When you operate a portable hardness tester, such as the King hardness tester, it is because you want to know something valuable about the material or object you are testing. Portable testers, or field testers, also help you to conduct hardness tests outside the lab. These testers are a convenient way of gathering data without having to take the object or sample back to the lab. In the case of thread gauges, there are a few reasons why you would want to test their hardness.
1. Durability of the Thread Gauge
Some of the jobs thread gauges are expected to do require them to be extremely durable. You would not want a thread gauge that cannot withstand "x" amount of PSI (pressure per square inch) installed in a position where the PSI is above what the thread gauge can handle. Usually, the gauge itself comes with information that will tell you how much pressure it can handle, but that is not always the case. Additionally, if you wanted to know how much pressure an old thread gauge could handle, that information is long gone after years of sitting around, or in its current installed position.
2. The Strength of the Threads
Every once in a while, you buy a cheap thread gauge and the threads break off and crumble like cardboard. That is unfortunate as the manufacturer should have put the gauge through hardness testing on the threads before sending it to market. On the flip side, if you work in research and development, you can use a hardness tester to test the strength of the threads before moving forward with production. It helps to know that your company is selling a quality product with strong screw threads.
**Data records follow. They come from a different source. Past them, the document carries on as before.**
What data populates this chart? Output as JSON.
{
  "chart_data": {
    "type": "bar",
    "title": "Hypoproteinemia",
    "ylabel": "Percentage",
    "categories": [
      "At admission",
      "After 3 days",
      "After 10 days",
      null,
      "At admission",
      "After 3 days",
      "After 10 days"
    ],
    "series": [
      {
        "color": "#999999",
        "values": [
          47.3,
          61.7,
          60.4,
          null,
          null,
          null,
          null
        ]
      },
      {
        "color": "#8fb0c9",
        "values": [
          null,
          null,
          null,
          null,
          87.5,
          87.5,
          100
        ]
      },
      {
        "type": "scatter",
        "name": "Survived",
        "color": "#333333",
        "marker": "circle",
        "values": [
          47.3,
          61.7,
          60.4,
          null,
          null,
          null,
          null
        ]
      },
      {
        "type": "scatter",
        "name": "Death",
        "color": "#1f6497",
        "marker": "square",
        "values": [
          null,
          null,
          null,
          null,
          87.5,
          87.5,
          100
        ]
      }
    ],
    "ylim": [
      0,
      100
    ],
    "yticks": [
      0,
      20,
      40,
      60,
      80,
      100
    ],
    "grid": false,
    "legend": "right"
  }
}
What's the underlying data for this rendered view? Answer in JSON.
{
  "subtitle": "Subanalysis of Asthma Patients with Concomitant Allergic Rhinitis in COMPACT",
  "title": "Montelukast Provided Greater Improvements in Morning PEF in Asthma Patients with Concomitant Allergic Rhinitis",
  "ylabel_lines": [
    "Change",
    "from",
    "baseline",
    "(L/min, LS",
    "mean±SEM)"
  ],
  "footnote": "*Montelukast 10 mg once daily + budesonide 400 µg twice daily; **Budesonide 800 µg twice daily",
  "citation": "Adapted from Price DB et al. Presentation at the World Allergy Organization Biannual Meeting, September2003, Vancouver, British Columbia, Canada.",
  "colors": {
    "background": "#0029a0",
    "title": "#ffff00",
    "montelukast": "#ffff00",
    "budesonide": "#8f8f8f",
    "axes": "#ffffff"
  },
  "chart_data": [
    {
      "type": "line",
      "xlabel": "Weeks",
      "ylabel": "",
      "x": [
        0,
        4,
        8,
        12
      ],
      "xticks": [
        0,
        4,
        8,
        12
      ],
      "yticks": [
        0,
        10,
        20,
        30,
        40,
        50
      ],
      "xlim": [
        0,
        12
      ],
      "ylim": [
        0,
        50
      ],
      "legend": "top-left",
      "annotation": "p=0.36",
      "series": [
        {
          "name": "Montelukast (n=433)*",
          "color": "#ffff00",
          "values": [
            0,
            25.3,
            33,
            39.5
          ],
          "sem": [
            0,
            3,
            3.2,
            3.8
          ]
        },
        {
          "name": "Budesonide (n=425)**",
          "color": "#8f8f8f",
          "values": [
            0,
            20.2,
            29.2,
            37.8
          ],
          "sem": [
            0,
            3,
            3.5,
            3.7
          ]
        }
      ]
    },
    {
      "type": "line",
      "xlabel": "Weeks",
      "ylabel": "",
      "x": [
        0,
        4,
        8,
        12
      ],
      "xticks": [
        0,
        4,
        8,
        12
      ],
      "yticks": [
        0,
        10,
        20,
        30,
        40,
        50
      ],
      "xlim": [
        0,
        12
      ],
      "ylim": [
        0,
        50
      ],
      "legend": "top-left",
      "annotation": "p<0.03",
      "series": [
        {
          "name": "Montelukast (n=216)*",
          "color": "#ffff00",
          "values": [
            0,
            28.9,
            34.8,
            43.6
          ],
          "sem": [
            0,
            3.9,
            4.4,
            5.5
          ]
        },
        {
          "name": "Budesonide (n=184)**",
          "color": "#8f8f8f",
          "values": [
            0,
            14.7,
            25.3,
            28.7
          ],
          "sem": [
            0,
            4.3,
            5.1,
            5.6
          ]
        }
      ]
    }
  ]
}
3. The Tolerance Level of the Shafts of the Gauges
Some thread gauges have thin body shafts, while others have thick ones. They are made from all types of materials, from titanium to plastic. The shafts of these gauges are just as important as the ends themselves. They have to have a uniform tolerance level. Hardness testers look for the weak points in the gauges. There is an acceptable level of weakness, and everything after that is, of course, unacceptable. Manufacturers of thread gauges check multiple gauges as they come off the production line to make sure each batch of gauges falls within the acceptable range of weakness and/or number of weak points before it passes inspection and can be sold.